Tra gli usi più frequenti vi sono quelli motivati da: riservatezza: le disposizioni
contenute del trust possono essere riservate, e questo può essere un motivo sufficiente
per la sua creazione; tutela dei minori e dei soggetti diversamente abili: spesso, come
visto, le disposizioni testamentarie prevedono che i minori abbiano un godimento
limitato dei beni fino alla maggiore età o che i soggetti diversamente abili possano
godere dei beni in trust senza esserne pieni proprietari; tutela del patrimonio per finalità
successorie : di frequente un trust viene costituito allo scopo di tutelare un patrimonio
nel passaggio generazionale o dallo sperpero ad opera di soggetti incapaci di
amministrarlo; beneficienza: in molti ordinamenti di common law gli enti di beneficenza
debbono essere costituiti in forma di trust; forme di investimenti e pensionistiche: i
piani di investimento pensionistici ed i fondi comuni sono derivazione dei trust fund
anglosassioni; protezione dei beni: spesso un settlor costituisce un trust, del quale si
nomina principale beneficiary con l’unico o prevalente scopo di sottrarre i beni
all’attacco da parte dei creditori, ciò è possibile soprattutto in alcune giurisdizioni offshore; vantaggi di natura fiscale: un trust può dare, come riflesso, un vantaggio fiscale;
il risparmio di imposta, se è l’unico motivo che ha spinto ad istituire un trust, può essere
illegittimo e sanzionato. Come qualsiasi istituto giuridico, l’uso elusivo od evasivo è
contrario alle norme di legge e sanzionato; riciclaggio: il trust è soggetto a tutte le
norme volte a reprimere il fenomeno del riciclaggio.

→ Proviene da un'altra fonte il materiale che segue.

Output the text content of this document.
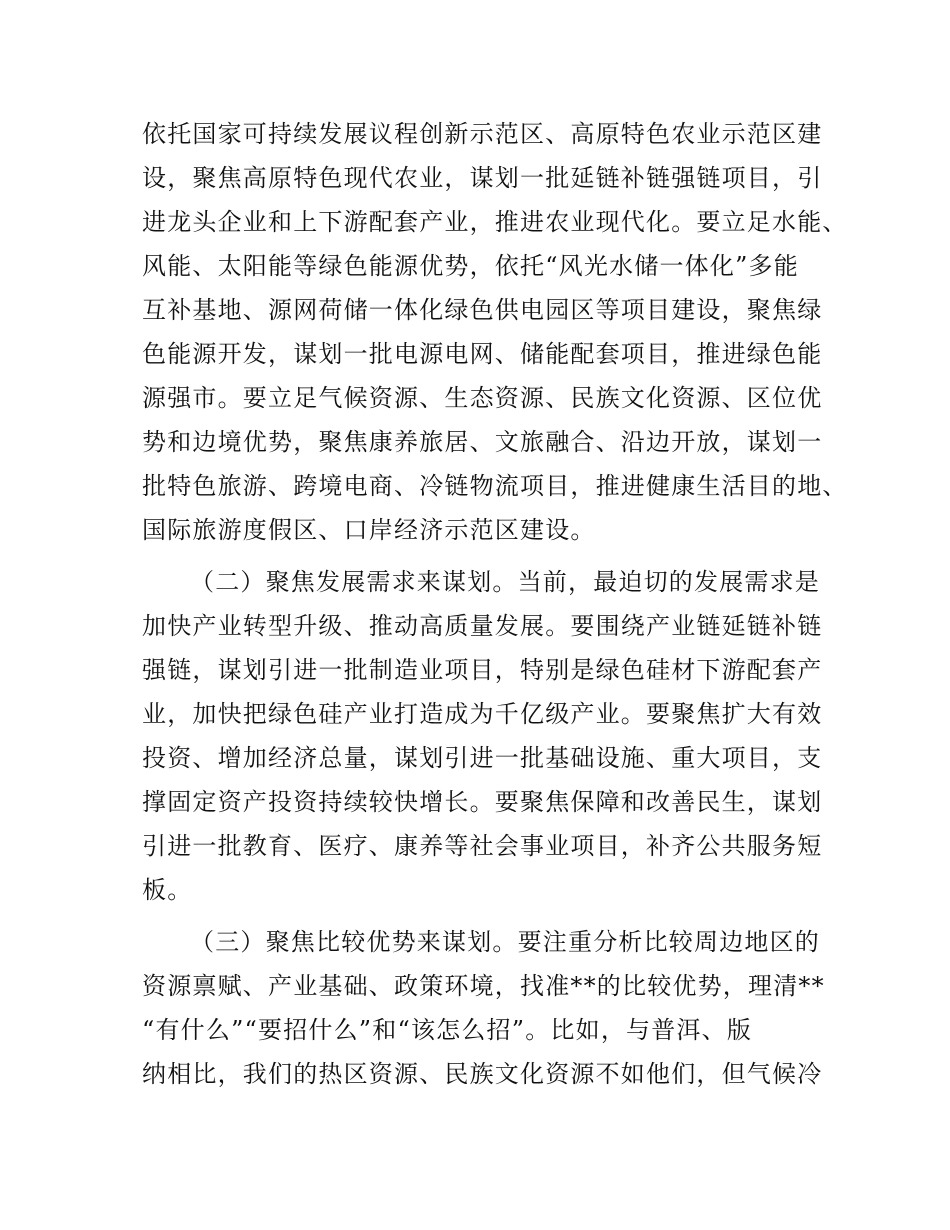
依托国家可持续发展议程创新示范区、高原特色农业示范区建
设，聚焦高原特色现代农业，谋划一批延链补链强链项目，引
进龙头企业和上下游配套产业，推进农业现代化。要立足水能、
风能、太阳能等绿色能源优势，依托“风光水储一体化”多能
互补基地、源网荷储一体化绿色供电园区等项目建设，聚焦绿
色能源开发，谋划一批电源电网、储能配套项目，推进绿色能
源强市。要立足气候资源、生态资源、民族文化资源、区位优
势和边境优势，聚焦康养旅居、文旅融合、沿边开放，谋划一
批特色旅游、跨境电商、冷链物流项目，推进健康生活目的地、
国际旅游度假区、口岸经济示范区建设。
（二）聚焦发展需求来谋划。当前，最迫切的发展需求是
加快产业转型升级、推动高质量发展。要围绕产业链延链补链
强链，谋划引进一批制造业项目，特别是绿色硅材下游配套产
业，加快把绿色硅产业打造成为千亿级产业。要聚焦扩大有效
投资、增加经济总量，谋划引进一批基础设施、重大项目，支
撑固定资产投资持续较快增长。要聚焦保障和改善民生，谋划
引进一批教育、医疗、康养等社会事业项目，补齐公共服务短
板。
（三）聚焦比较优势来谋划。要注重分析比较周边地区的
资源禀赋、产业基础、政策环境，找准**的比较优势，理清**
“有什么”“要招什么”和“该怎么招”。比如，与普洱、版
纳相比，我们的热区资源、民族文化资源不如他们，但气候冷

Oggi esiste ancora un marcato scontro tra dottrina e giurisprudenza in riferimento
all’ammissibilità di tale strumento all’interno del nostro sistema giuridico.
Nonostante tutto, però, sono stati proposti molti progetti di legge, i quali purtroppo non
sono andati a buon fine.
Con le recenti novità normative contenute nel D.L. n. 273/2005 c.c. nominato “mille
proroghe”, convertito con la Legge n. 51/2006, vi è stata l’introduzione dell’art. 2645ter c.c., il quale dal 1° marzo 2006, ha troncato ogni residua riserva in merito al
riconoscimento di tale istituto.
La mancanza, nel diritto civile, di un sistema di norme equitative per la regolarizzazione
dell’istituto in questione, non è di ostacolo all’utilizzo dello stesso.
In Italia esistono oltre quaranta sentenze di tribunali di vario grado (al 2006) che
riconoscono gli effetti del trust, con particolare riguardo a quello c.d. interno,
intendendosi per tale il trust che presenta quale unico elemento di estraneità rispetto
all’ordinamento italiano la legge regolatrice, che deve essere necessariamente straniera.